364 $V$ is the same as in directed graphs, namely the set of nodes. $E$ is the set
365 of edges described by $E\subseteq V\times V\times L$ where $L\in A$ where $A$
366 is the alphabet used as node labels. In words this means that an edge is a
367 labeled arrow between two nodes and for example the edge $(v_1, v_2, a)$ can be
368 visualized as: $v_1\xrightarrow{a}v_2$. In a standard DAWG the alphabet $A$
369 contains all the characters used in natural language but in theory the alphabet
370 $A$ can contain anything. $F$ describes the set of final nodes, final nodes are
371 nodes that can be the end of a sequence even if there is an arrow leading out.
372 In the example graph in Figure~\ref{exampledawg} the final nodes are visualized
373 with a double circle as node shape. In this example it is purely cosmetic
374 because $n6$ is a final node anyways because there are no arrows leading out.
375 But this does not need to be the case, for example in $G=(\{n1, n2, n3\},
376 \{(n1, n2), (n2, n3)\}, \{n2, n3\})$ there is a distinct use for the final node
377 marking. The only final node is the example is $n_6$, marked with a
378 double circle. $v_0$ describes the initial node, this is visualized in figures
379 as an incoming arrow. Because of the property of labeled edges, data can be
380 stored in a DAWG. When traversing a DAWG and saving all the edge labels one can
381 construct words. Using graph minimisation big sets of words can be stored using
382 a small amount of storage because edges can be re-used to specify transitions.

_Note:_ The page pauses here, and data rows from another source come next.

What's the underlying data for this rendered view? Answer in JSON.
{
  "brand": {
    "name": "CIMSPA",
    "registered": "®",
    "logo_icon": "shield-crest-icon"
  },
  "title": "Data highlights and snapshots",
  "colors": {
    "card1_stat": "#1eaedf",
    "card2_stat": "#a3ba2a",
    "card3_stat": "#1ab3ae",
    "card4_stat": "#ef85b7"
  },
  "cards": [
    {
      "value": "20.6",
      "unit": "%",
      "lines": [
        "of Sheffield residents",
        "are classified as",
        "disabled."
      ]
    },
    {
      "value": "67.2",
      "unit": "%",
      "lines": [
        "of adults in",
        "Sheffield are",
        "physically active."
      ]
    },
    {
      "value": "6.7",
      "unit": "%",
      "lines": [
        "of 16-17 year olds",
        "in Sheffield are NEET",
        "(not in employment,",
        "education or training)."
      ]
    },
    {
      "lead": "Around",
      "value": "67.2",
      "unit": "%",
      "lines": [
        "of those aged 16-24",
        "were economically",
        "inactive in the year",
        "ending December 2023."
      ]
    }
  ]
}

383 For example the graph in Figure~\ref{exampledawg} can describe the language $L$
384 where all words $w$ that are accepted $w\in\{abd, bad, bae\}$. Testing if a
385 word is present in the DAWG is the same technique as testing if a node path is
386 present in a normal DAG and therefore also falls in the computational
387 complexity class of $\mathcal{O}(L)$. This means that it grows linearly with
388 the length of the word.
389
390 \begin{figure}[H]
391 \centering
392 \includegraphics[scale=0.7]{dawgexample.pdf}
393 \caption{Example DAWG\label{exampledawg}}
394 \end{figure}
395
396 \section{Structure}
397 The following chapters will describe the system that has been created and the
398 used methods. Chapter~2 shows the requirements design for the program followed
399 in Chapter~3 by the underlying methods used for the actual matching. Finally
400 Chapter~4 concludes with the results, discussion and future research.